Owning your own small business in the Denver area can be a rewarding experience, but sometimes legal issues come up that you may have no means of resolving, especially if your business is small and you do not have a human resources office. One of the major issues that often comes up in small business is differentiating who is an employee and who is an independent contractor.
Who is an employee in Colorado?
Colorado law presumes a worker is an employee, not an independent contractor. Employees are under the control and direction of their employer with regards to their job duties and must perform them per their employer’s orders. If the proper requirements for a worker to be classified as an independent contractor do not exist, a worker’s relationship with their employer is an employee-employer relationship.
Who is an independent contractor in Colorado?
A worker is an independent contractor in Colorado if they are free to choose how to execute their job duties, both under contract and in fact.
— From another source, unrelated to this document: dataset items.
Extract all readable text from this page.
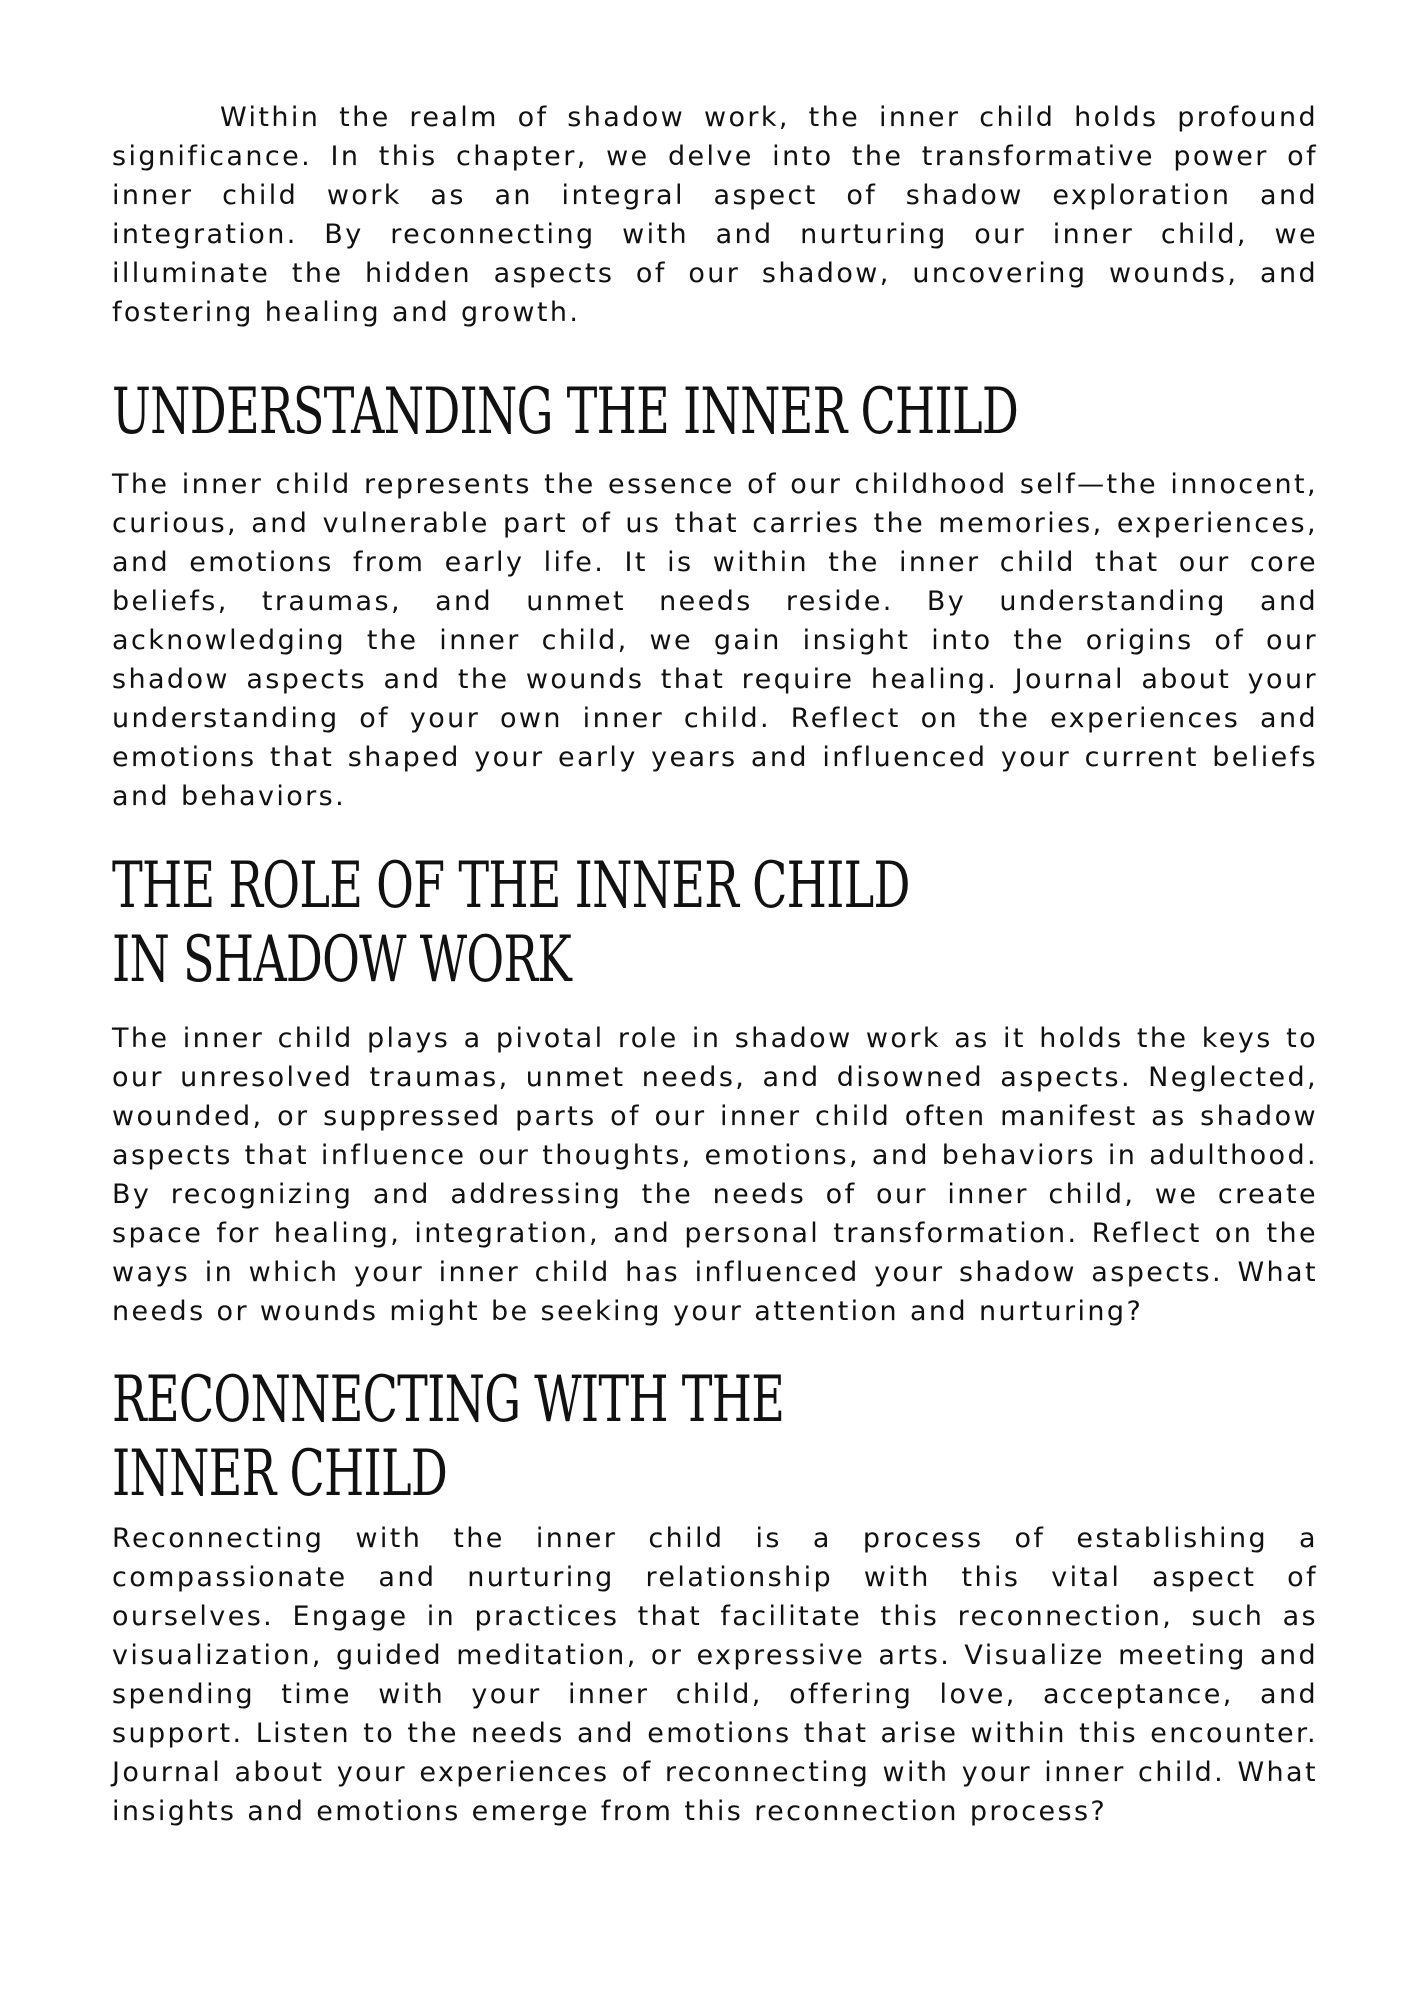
Within the realm of shadow work, the inner child holds profound significance. In this chapter, we delve into the transformative power of inner child work as an integral aspect of shadow exploration and integration. By reconnecting with and nurturing our inner child, we illuminate the hidden aspects of our shadow, uncovering wounds, and fostering healing and growth.

UNDERSTANDING THE INNER CHILD

The inner child represents the essence of our childhood self—the innocent, curious, and vulnerable part of us that carries the memories, experiences, and emotions from early life. It is within the inner child that our core beliefs, traumas, and unmet needs reside. By understanding and acknowledging the inner child, we gain insight into the origins of our shadow aspects and the wounds that require healing. Journal about your understanding of your own inner child. Reflect on the experiences and emotions that shaped your early years and influenced your current beliefs and behaviors.

THE ROLE OF THE INNER CHILD IN SHADOW WORK

The inner child plays a pivotal role in shadow work as it holds the keys to our unresolved traumas, unmet needs, and disowned aspects. Neglected, wounded, or suppressed parts of our inner child often manifest as shadow aspects that influence our thoughts, emotions, and behaviors in adulthood. By recognizing and addressing the needs of our inner child, we create space for healing, integration, and personal transformation. Reflect on the ways in which your inner child has influenced your shadow aspects. What needs or wounds might be seeking your attention and nurturing?

RECONNECTING WITH THE INNER CHILD

Reconnecting with the inner child is a process of establishing a compassionate and nurturing relationship with this vital aspect of ourselves. Engage in practices that facilitate this reconnection, such as visualization, guided meditation, or expressive arts. Visualize meeting and spending time with your inner child, offering love, acceptance, and support. Listen to the needs and emotions that arise within this encounter. Journal about your experiences of reconnecting with your inner child. What insights and emotions emerge from this reconnection process?
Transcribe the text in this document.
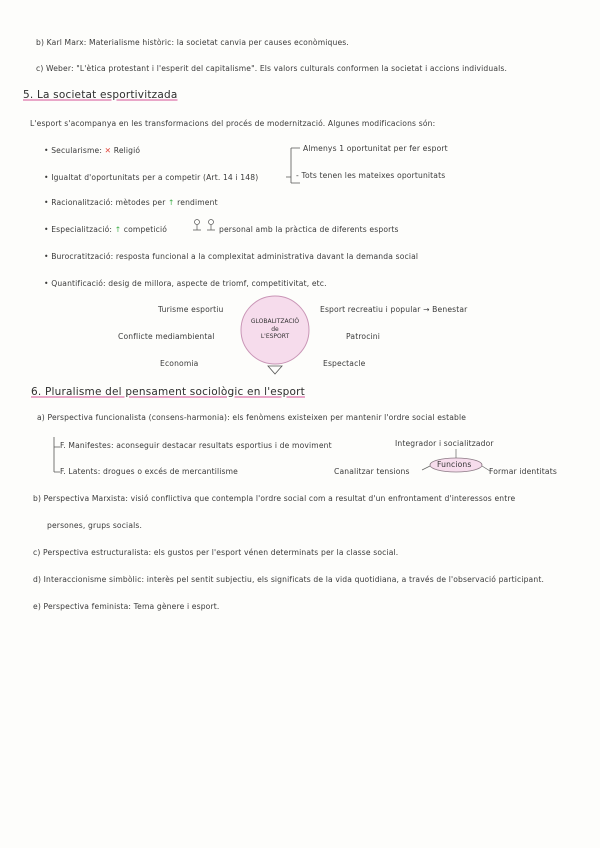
b) Karl Marx: Materialisme històric: la societat canvia per causes econòmiques.
c) Weber: "L'ètica protestant i l'esperit del capitalisme". Els valors culturals conformen la societat i accions individuals.
5. La societat esportivitzada
L'esport s'acompanya en les transformacions del procés de modernització. Algunes modificacions són:
• Secularisme: ✕ Religió
• Igualtat d'oportunitats per a competir (Art. 14 i 148)
Almenys 1 oportunitat per fer esport
- Tots tenen les mateixes oportunitats
• Racionalització: mètodes per ↑ rendiment
• Especialització: ↑ competició	personal amb la pràctica de diferents esports
• Burocratització: resposta funcional a la complexitat administrativa davant la demanda social
• Quantificació: desig de millora, aspecte de triomf, competitivitat, etc.
GLOBALITZACIÓ
de
L'ESPORT
Turisme esportiu
Conflicte mediambiental
Economia
Esport recreatiu i popular → Benestar
Patrocini
Espectacle
6. Pluralisme del pensament sociològic en l'esport
a) Perspectiva funcionalista (consens-harmonia): els fenòmens existeixen per mantenir l'ordre social estable
F. Manifestes: aconseguir destacar resultats esportius i de moviment
F. Latents: drogues o excés de mercantilisme
Integrador i socialitzador
Funcions
Canalitzar tensions	Formar identitats
b) Perspectiva Marxista: visió conflictiva que contempla l'ordre social com a resultat d'un enfrontament d'interessos entre
persones, grups socials.
c) Perspectiva estructuralista: els gustos per l'esport vénen determinats per la classe social.
d) Interaccionisme simbòlic: interès pel sentit subjectiu, els significats de la vida quotidiana, a través de l'observació participant.
e) Perspectiva feminista: Tema gènere i esport.
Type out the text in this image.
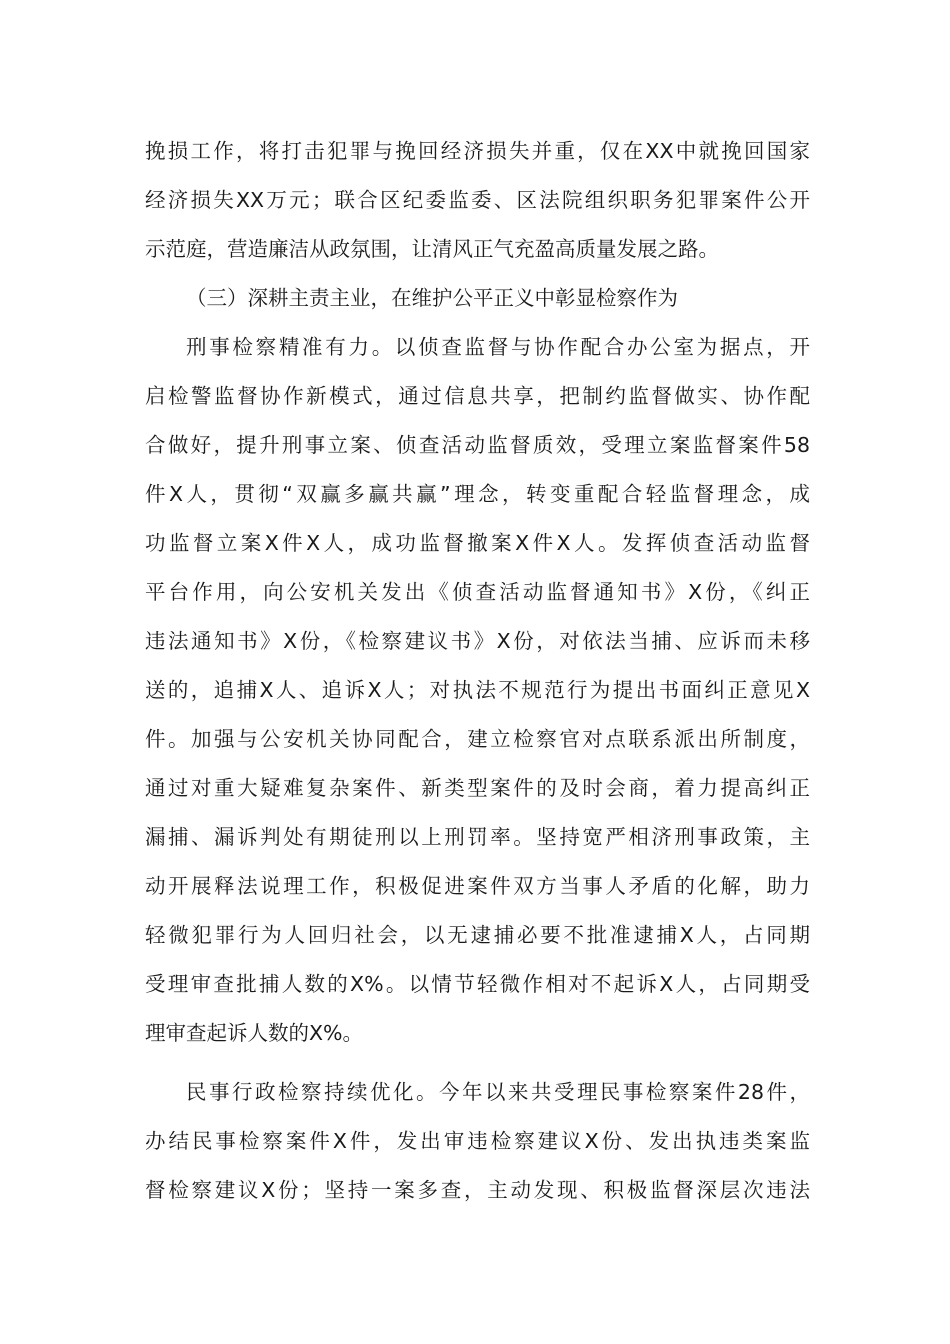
挽损工作，将打击犯罪与挽回经济损失并重，仅在XX中就挽回国家
经济损失XX万元；联合区纪委监委、区法院组织职务犯罪案件公开
示范庭，营造廉洁从政氛围，让清风正气充盈高质量发展之路。
（三）深耕主责主业，在维护公平正义中彰显检察作为
刑事检察精准有力。以侦查监督与协作配合办公室为据点，开
启检警监督协作新模式，通过信息共享，把制约监督做实、协作配
合做好，提升刑事立案、侦查活动监督质效，受理立案监督案件58
件X人，贯彻“双赢多赢共赢”理念，转变重配合轻监督理念，成
功监督立案X件X人，成功监督撤案X件X人。发挥侦查活动监督
平台作用，向公安机关发出《侦查活动监督通知书》X份，《纠正
违法通知书》X份，《检察建议书》X份，对依法当捕、应诉而未移
送的，追捕X人、追诉X人；对执法不规范行为提出书面纠正意见X
件。加强与公安机关协同配合，建立检察官对点联系派出所制度，
通过对重大疑难复杂案件、新类型案件的及时会商，着力提高纠正
漏捕、漏诉判处有期徒刑以上刑罚率。坚持宽严相济刑事政策，主
动开展释法说理工作，积极促进案件双方当事人矛盾的化解，助力
轻微犯罪行为人回归社会，以无逮捕必要不批准逮捕X人，占同期
受理审查批捕人数的X%。以情节轻微作相对不起诉X人，占同期受
理审查起诉人数的X%。
民事行政检察持续优化。今年以来共受理民事检察案件28件，
办结民事检察案件X件，发出审违检察建议X份、发出执违类案监
督检察建议X份；坚持一案多查，主动发现、积极监督深层次违法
In addition, independent contractors are often in customary trades where independent contractors are hired. It is up to the putative employer to bear the burden of showing a worker is an independent contractor, not an employee. However, if there is a contract in place, this burden can be shifted. If the contract states in bold-faced or underlined type that the work relationship is that of an independent contractor, this can also add to the credence of a relationship between a business and an independent contractor.
Why does it matter?
It matters whether a worker is classified as an employee versus an independent contractor. Employees must be covered by the employer’s workers’ compensation insurance. Employees are entitled to benefits offered by their employer, such as health care benefits. In addition, some employees are eligible for overtime pay and other legal benefits. Independent contractors are not entitled to these rights and benefits. However, independent contractors are given more freedom and flexibility on how to achieve the agreed-upon job goals. Thus, it is essential to understand whether your workers are employees or an independent contractors, so you can provide them with the benefits, rights and options they are entitled to.